Acker and his group would later meet up with Holden Roberto where the mercenaries were offered equipment. Acker took a FN Browning 9mm and MG 42, giving Bufkin's Uzi to fellow American mercenary and ex-CIA Officer George Bacon. On February 11 Acker, was involved in training FNLA recruits, including at least one child soldier.

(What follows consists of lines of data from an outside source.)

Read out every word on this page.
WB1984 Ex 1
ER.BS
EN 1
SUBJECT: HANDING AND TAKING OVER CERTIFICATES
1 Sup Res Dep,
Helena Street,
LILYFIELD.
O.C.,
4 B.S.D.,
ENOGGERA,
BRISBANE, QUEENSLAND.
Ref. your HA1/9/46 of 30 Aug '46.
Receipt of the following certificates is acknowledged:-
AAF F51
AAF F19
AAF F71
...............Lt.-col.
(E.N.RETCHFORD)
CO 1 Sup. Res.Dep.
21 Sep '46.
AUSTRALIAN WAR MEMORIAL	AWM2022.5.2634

From February 13 to 14, Acker alongside Bacon were on patrol around the perimeter of São Salvador, with the intent to slow down any Cuban advance and destroy a bridge before pulling out. While they encountered no Cuban forces on the 13th, on the 14th Acker and Bacon were in a Land Rover driven by Portuguese driver Fernando, along with Douglas 'Canada' Newby and three British mercenaries, when they came to the rear stake-bed truck of an enemy column that included BDRMs. The FAPLA and Cubans opened fire on the Rover, shredding it. Bacon shoved Acker from the Rover as both were struck; Acker in the left calf while Bacon was hit multiple times, dying near instantly. As Acker attempted to crawl away clutching his MG 42, he found his bootlaces were tangled with the now deceased Bacon's laces and had to shake him off. Acker decided to play dead on the side of the road, and heard a wounded Canada, who had been hit in both legs and lost his right thumb, demanding to be executed rather than treated. Eventually it was noticed Acker was breathing, and he was treated by a Cuban medic before being placed in the back of a truck with Canada and a wounded FAPLA member, who Acker suspected was hit by friendly fire as he doubts the mercenaries got a shot off during the encounter. Acker and Canada were the only survivors.

They were taken to Luanda and held with other American and European mercenaries captured in separate incidents, including Grillo and Gearhart. Canada would die of his wounds on the second night there. At the following Luanda Trial, Acker's parents borrowed $5,000 to send American defense lawyers Robert Cesner Jr. and Bill Wilson to their son's defense. Ultimately Acker was sentenced to 16 years in prison, Grillo to 30 years, and Gearhart to death.

During his sentence Acker experienced the 1977 Angolan coup d'état attempt during which he was almost killed, but was more interested in the use of an MP43/44 by one of the Nitistas at the time than his own fate.

He was released in November 1982 after serving 7 years of his 16-year sentence as part of a prisoner exchange deal involving Soviet troops held in South Africa.

==Later life==
Gary Acker would go on to marry Dora Carolina (née Salazar). He died on November 7, 2001. His funeral was held on November 15, 2001.